The figures are block diagrams showing the configuration for driving the matrix liquid crystal in the embodiments of FIGS. IA and 1B, and FIG. 7A, respectively.
FIG. 1A and FIG. 7B are explanatory diagrams for explaining the intermediate 8-gradation display of the embodiment of FIG. 1A and FIG. 1B, respectively. 1α+ 1 ha I C* 9α, Bb, Bc...
I [! I-cord configuration: 2...transparent electrodes 3...
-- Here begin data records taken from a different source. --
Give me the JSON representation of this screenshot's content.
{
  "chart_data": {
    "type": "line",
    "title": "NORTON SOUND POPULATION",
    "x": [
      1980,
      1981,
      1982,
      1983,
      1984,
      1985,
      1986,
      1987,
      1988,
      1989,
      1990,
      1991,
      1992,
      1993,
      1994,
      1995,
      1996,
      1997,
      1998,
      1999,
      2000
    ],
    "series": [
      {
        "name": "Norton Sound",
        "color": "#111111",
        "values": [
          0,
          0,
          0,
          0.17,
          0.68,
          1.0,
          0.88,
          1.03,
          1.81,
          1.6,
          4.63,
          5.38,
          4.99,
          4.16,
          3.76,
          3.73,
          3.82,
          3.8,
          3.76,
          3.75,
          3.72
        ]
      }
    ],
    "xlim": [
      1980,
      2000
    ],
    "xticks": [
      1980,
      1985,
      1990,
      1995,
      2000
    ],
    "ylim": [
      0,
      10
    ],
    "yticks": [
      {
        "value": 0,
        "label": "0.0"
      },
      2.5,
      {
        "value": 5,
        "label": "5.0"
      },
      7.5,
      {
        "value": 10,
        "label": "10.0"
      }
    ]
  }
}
・Liquid crystal layer 4 A glass 5...Polarizing filter 6α, 6b, 6C, 7α, 7b, 7c・-X driver 8...Y driver IA diagram (b) ) e17 7If] a i (V) ton) NO
, l Otsu , 54 5 6 '7Y15 Figure Gozato Kan [Sword 9h array's attack #, from Shoru of Yoyo 〒6A figure R spear 68 figure t78 to item #) Otsu: Zl: 4th Figure 7B

Claims (1)

[Claims] 1. In a liquid crystal display device that performs intermediate multi-gradation display, the smallest display pixel constituting the screen is further divided into a plurality of dots with different area ratios, and the plurality of dots are lit. Alternatively, a liquid crystal display device characterized in that the lighting is controlled to be non-lit and the intermediate multi-gradation display is performed based on the difference in the total area of the lighting dots. 2. In a liquid crystal display device that performs intermediate multi-gradation display, the smallest display pixel constituting the screen is further divided into a plurality of dots, and filters with different light transmittances are installed on the surfaces of the plurality of dots, and A liquid crystal display device characterized in that each dot included in the display pixel is controlled to be turned on or off, and the intermediate multi-gradation display is performed based on a difference in the total amount of light transmitted through the filter on the lit dot.